By: Meika Rouda
The most difficult part of adoption for most people is waiting to be matched. For my husband and me the waiting was excruciating. I felt that once we decided to adopt, the process should be quick and easy since we had already waited so long to become parents while trying to get pregnant. Even so, we still had to wait longer that I ever thought. Matches are made in many different ways. Most often in domestic adoption, a potential adoptive family places a profile on a website that a birthmother sees and pursues. My husband and I used a lawyer who matches families with birthmothers as opposed to having the birthmother review profiles and choose. Others use ads, like in the back of the penny saver. (I have friends who received many calls doing this- it isn’t just Juno!) Or the rare instance of hearing about a baby through a friend of a friend. I even know of someone who was standing in line at Starbucks in front of a pregnant teenager and her mother. When he ordered the last bagel the pregnant girl sighed since she had her eye on the bagel. He saw she was pregnant and gave her the bagel instead. They started to talk and lo and behold, he and his wife ended up adopting her baby. Stranger things have happened.
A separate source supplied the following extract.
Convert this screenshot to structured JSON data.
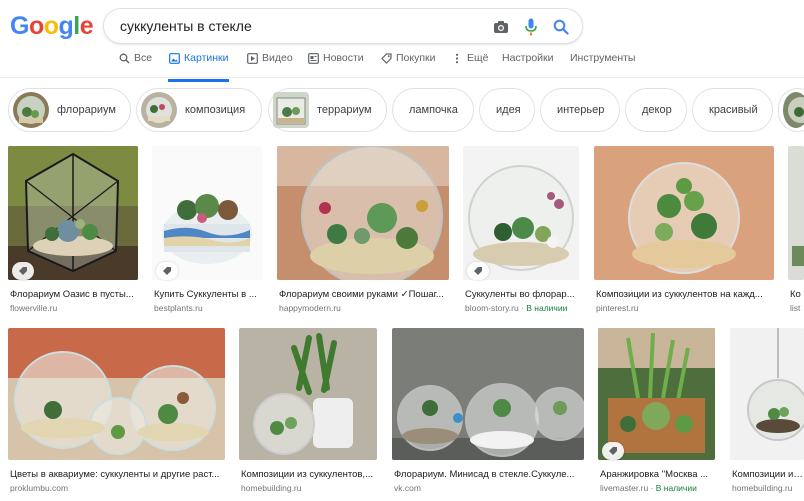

These are all instances where matches happen, adoptions go through and families are created. But then there are the amazing people who don’t get matched after years of waiting. People who have several near placements that all end up with the birthmother changing her mind. Each time another heartbreak while being so close to parenthood. I can’t even imagine how difficult this must be for people, to have so much hope and then so much sadness and disappointment. I know a woman in this same situation. She and her husband have been waiting 3 years to be matched. They are in their 30’s, successful, kind, and loving people. She is a preschool teacher. What could be more perfect?! And yet they aren’t getting matched. I have no idea why. When I asked her if they had particular criteria that might make them hard to match she said “No, they were open to sex and race and would consider other factors, smoking etc.” They are focusing on open adoption and are happy to have visits with the birthmother. It seems they are having a horrible case of bad luck.
Or maybe the right baby hasn’t appeared yet. That is what my mother would say. She believes that things happen for a reason, that fate and god have a hand in everything. I don’t necessarily believe that but when you need hope, it is comforting to think that there must be a reason for the pain and heartache. That there will be a happy ending at some point. I don’t know how to keep my friend’s spirits up, I almost feel guilty that I have two adopted children that came very easily to us. Our daughter we didn’t even expect, she was just a call from our lawyer a week before she was born with the question “How do you feel about having a baby girl?” But I believe in adoption and I know a baby will arrive for my friend. I don’t know why it is taking so long and it saddens me to know that she has had not one, not two, but more than three birthmothers change their minds at the last minute. But she is optimistic and taking it all in stride. She has strength and a positive attitude that I don’t think I could muster if I were in her situation. Meanwhile, I have been frequenting Starbucks and keeping my eyes peeled for pregnant teenagers in line. You just never know.